Martin S. Feldstein ’61, Baker professor of economics and one-time top White House economic adviser, criticized America’s “strong dollar” policy at a convention of macroeconomic and financial experts last weekend.
“We clearly need a more competitive dollar,” he said, according to reports of his remarks. “The dollar is still very high—too high to be sustained.”
In a sit-down interview yesterday, Feldstein cautioned that the dollar’s strength, along with the low U.S. savings rate, could lead to a “weakening of the U.S. economy.”
“The dollar is overvalued and our savings rate has collapsed,” Feldstein said.
Cabot Professor of Public Policy and Professor of Economics Kenneth S. Rogoff—who also sat on last weekend’s panel, convened by the American Economic Association—said that he largely supported the views voiced by his Harvard colleague.
Rogoff wrote in an e-mail after the conference that the U.S. current account, or the net flow of transactions between the U.S. and other countries, is “unsustainable.”
He estimated for The Wall Street Journal earlier this week that the dollar must fall another 20 percent, and that the odds are only increasing that an unexpected blow to the U.S. economy, like a terrorist attack or a collapse of the housing market, could prompt a financial crash.
“So far we’ve just seen a small ripple in the dollar and not the big tsunami that could hit someday,” he told the Journal. “That’s still a significant risk.”
The dollar fell only moderately last year—2 percent on average, according to media reports.

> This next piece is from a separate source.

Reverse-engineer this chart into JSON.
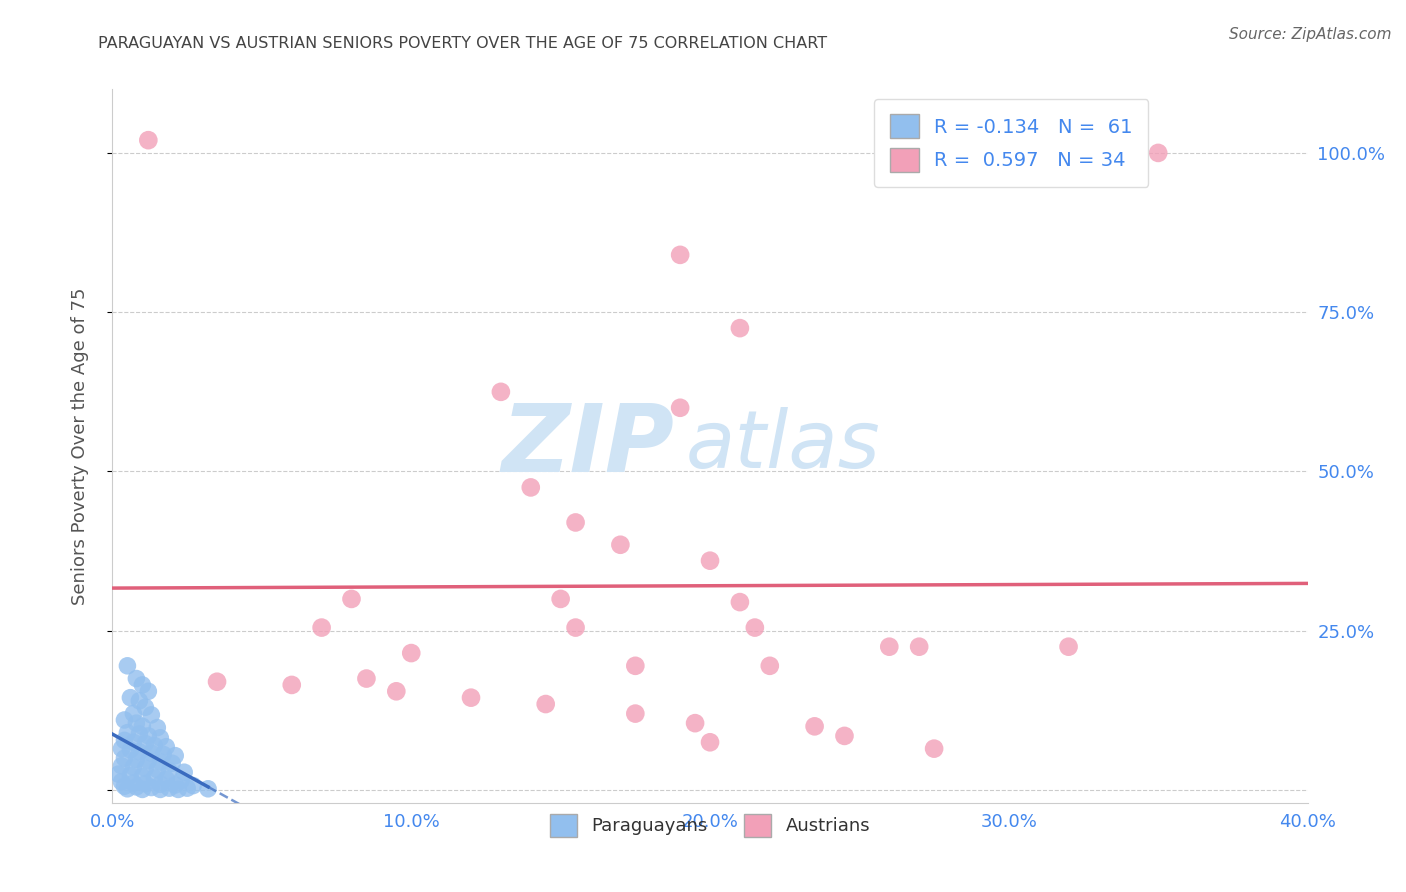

Feldstein, who is also president of the National Bureau of Economic Research, said in yesterday’s interview that devaluing the dollar would help shrink the U.S. trade deficit and stabilize global markets by encouraging foreigners to buy more U.S. goods. Americans, on the other hand, will buy more domestic products, as imports will become more expensive.
Feldstein called the U.S. trade deficit “enormous,” but said he believes that the savings rate will rise.
A U.N. economic report released on Wednesday warned that as the U.S. trade and budget deficits continue to widen, “confidence in the dollar as the world’s main reserve currency could erode rapidly.”
Gernot Doppelhofer, a university lecturer and fellow of Trinity College at the University of Cambridge, wrote in an e-mail that he believes that the current account will eventually adjust.
“Differences in productivity growth affect the real exchange rate in the long run,” he wrote.
To respond to the growing deficits, President Bush’s administration should curtail discretionary spending, he added.
Feldstein said he did not believe the dollar needed to fall immediately.
“If the savings rate doesn’t change, then depreciation won’t help,” he explained.
In his e-mail, Rogoff also highlighted China’s role in dollar politics.
“China is making a historic mistake in not allowing more flexibility against the dollar,” he wrote.